11 August 2007


Americans are still concerned with finding ways to define “victory” in Iraq, yet virtually the entire world already perceives the US as having decisively lost. We probably cannot entirely reverse these attitudes, however, we may be able to improve them over time. It seems likely that the US will ultimately be judged far more by how it leaves Iraq, and what it leaves behind, than how it entered Iraq. Our global image, and how we see ourselves, is at stake.

We are winning – change in an area like this could be expected to take decades, if not hundreds of years… this is just how it is here, where much is the same as it was in biblical times. Yet despite this, many rapid changes are happening: success of joint security (and less Soldiers getting hurt or killed), reconciliation and the increasing ineffectiveness the insurgents are giving the government a chance to organize itself to provide essential services (water, sewer, electricity) to the people. A central democratic government is very difficult to run, even in the best of situations, but in this region the concept is similar to America deciding to change from a Capitalistic Democracy to fully state run Communism during the conditions of the depression. It takes time.

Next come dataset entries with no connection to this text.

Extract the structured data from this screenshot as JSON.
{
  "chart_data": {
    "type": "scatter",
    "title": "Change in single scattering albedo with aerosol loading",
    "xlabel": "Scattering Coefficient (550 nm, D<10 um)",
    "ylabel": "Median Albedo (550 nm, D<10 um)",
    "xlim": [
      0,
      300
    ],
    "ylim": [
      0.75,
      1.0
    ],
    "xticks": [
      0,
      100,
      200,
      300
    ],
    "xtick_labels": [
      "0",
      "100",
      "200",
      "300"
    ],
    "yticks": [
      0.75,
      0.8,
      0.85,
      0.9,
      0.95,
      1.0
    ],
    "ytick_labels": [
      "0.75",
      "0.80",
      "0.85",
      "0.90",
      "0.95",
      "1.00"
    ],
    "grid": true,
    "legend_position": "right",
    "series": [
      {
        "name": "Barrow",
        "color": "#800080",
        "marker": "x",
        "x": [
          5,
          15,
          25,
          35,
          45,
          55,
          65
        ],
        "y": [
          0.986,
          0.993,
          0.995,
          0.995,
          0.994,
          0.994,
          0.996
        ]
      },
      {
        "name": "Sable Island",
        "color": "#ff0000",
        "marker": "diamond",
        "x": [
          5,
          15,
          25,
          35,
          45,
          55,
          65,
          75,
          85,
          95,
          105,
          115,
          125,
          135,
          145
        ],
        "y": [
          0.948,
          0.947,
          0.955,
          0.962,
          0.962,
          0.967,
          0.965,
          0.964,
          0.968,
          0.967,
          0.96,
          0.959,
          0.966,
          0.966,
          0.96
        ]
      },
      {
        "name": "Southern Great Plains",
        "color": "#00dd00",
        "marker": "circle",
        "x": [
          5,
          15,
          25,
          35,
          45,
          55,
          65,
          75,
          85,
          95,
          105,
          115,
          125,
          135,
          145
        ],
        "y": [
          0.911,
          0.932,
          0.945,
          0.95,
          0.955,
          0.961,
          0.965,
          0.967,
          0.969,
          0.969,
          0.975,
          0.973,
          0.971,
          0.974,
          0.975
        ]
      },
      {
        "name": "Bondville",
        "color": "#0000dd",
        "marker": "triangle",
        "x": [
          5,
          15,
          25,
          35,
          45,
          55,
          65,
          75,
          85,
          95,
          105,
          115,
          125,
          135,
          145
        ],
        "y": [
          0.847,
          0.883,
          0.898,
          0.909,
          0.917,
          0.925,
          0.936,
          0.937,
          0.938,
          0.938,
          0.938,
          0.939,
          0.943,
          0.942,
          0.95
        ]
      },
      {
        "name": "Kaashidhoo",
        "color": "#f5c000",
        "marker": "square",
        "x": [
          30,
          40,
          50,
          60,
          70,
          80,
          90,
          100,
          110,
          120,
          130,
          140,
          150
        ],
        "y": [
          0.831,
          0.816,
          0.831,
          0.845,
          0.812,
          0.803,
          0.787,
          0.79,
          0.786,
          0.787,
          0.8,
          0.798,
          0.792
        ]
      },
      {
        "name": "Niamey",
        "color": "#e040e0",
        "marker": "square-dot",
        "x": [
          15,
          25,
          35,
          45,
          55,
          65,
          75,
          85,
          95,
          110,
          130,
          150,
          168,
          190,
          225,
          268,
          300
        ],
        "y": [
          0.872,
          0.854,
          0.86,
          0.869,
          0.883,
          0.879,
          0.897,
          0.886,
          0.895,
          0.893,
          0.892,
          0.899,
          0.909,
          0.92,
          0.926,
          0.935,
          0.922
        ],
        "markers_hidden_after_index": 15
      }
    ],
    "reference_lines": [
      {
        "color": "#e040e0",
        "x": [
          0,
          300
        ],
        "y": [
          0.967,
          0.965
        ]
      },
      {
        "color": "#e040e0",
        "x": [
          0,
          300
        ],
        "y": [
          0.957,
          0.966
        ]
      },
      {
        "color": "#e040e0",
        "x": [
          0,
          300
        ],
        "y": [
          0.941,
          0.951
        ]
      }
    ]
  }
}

Never has the single most powerful nation on earth taken over the responsibility to bring independent democracy to other countries. In the past, (Romans, Ottoman Empire, British Empire, etc), as the balance of power has shifted to just one country- that country was intent to use that power to plant their flag around the world. In contrast- America has a history of going to war, winning, and then becoming that nation’s best friend. This dates back in our own history, when much like Iraq and Afghanistan; we were occupied by France to help gain our independence. And to put things in perspective- it took eight years from the start of the revolutionary war until the Treaty in Paris. We are directly part of a noble quest and I am so very proud to be part of this slice of history that will be significant for centuries to come.